In the spring of 1942 Gehlen took over FHO from Colonel Eberhard Kinzel.〔Höhne & Zolling, p. 10〕 Even before the disaster of Stalingrad, Gehlen realized that FHO must be fundamentally reorganized and he methodically set about finding the right personnel. Gehlen scoured army personnel files, searching for linguists, geographers, anthropologists, lawyers and junior officers who had recently joined FHO. He accepted anyone who seemed suitable to him and who would be likely to raise the intellectual level of FHO. A stream of fresh and energetic officers and experts flowed in.〔Höhne & Zolling, p. 13〕 It was this cadre that amassed a comprehensive data file on the Red Army, producing assessments and "defeatist reports" that reached Hitler.
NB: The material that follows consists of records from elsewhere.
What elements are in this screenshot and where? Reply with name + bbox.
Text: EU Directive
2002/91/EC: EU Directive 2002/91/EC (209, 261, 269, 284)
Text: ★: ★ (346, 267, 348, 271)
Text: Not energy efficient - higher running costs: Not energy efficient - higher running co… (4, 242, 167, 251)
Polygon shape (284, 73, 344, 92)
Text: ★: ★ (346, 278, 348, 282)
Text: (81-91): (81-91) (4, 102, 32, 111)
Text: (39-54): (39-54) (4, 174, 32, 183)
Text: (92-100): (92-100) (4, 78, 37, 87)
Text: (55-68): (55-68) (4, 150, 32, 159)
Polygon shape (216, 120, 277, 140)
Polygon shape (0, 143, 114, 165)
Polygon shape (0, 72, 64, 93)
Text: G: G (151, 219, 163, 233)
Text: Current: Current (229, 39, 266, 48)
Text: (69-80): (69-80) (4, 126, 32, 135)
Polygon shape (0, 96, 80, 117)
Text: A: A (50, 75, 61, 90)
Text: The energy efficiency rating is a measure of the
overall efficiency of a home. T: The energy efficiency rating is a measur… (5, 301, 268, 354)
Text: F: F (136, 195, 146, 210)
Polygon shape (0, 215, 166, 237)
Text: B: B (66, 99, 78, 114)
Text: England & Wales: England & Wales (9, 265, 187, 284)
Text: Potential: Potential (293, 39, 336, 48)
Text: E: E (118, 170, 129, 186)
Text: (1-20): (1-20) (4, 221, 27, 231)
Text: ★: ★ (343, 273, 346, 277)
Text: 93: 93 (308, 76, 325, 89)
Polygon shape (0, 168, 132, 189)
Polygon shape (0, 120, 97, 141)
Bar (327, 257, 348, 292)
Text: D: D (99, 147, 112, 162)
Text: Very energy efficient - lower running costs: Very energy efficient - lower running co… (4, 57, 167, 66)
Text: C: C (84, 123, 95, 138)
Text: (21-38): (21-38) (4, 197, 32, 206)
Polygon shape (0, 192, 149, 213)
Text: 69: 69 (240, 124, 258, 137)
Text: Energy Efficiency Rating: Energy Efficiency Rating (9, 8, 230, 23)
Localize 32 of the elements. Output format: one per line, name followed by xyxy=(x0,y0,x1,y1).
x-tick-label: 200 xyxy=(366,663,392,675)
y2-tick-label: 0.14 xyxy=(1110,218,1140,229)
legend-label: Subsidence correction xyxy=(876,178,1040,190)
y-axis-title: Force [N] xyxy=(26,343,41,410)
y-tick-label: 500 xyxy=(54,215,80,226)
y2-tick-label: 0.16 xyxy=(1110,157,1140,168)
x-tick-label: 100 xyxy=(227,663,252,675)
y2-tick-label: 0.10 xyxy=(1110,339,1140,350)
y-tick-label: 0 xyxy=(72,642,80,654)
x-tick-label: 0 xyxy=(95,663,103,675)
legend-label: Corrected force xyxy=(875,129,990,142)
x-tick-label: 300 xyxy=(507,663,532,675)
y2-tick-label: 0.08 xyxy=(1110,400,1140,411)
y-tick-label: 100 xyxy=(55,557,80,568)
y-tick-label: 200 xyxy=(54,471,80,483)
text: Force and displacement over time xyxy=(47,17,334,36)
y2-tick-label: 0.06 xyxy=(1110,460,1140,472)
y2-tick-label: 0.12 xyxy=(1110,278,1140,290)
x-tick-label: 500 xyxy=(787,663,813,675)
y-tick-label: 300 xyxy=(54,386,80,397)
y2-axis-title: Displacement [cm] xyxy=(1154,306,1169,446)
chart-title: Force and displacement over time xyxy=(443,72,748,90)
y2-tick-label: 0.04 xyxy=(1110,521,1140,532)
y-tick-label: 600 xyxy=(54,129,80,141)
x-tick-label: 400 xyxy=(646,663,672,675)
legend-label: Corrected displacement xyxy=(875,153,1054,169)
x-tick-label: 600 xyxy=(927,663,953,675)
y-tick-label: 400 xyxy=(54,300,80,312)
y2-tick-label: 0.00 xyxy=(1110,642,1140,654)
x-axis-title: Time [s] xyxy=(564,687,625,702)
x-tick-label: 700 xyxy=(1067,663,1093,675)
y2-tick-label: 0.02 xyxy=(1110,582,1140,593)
Their discouraging accuracy eventually resulted in his dismissal in April 1945, but not before his last promotion, to the rank of major general.〔Höhne & Zolling, p. 44〕
During the war, Gehlen's organization accumulated a great deal of information about the Soviet Union and the battlefield tactics of the Red Army. When the Iron Curtain descended in 1946, leaving the Western Allies with virtually no intelligence sources in Eastern Europe, Gehlen’s vast store of knowledge made him very valuable.〔
Realizing early on that Germany would ultimately be defeated, Gehlen made preparations to ensure his own survival after the fall of the Third Reich. He ordered the microfilming of the holdings of ''Fremde Heere Ost'' and had them placed in watertight drums, which he buried in several places in the Austrian Alps.〔Christopher Simpson: ''BLOWBACK: The First Full Account of America's Recruitment of Nazis, and its disastrous Effect on our domestic foreign policy''. Collier Books, New York 1988, ISBN 0-02-044995-X, pp. 41.〕 He had fifty cases of archives buried at the ''Elendsalm'' in the mountains of Upper Bavaria,〔Höhne & Zolling, p. 52〕 planning to sell them after the end of hostilities.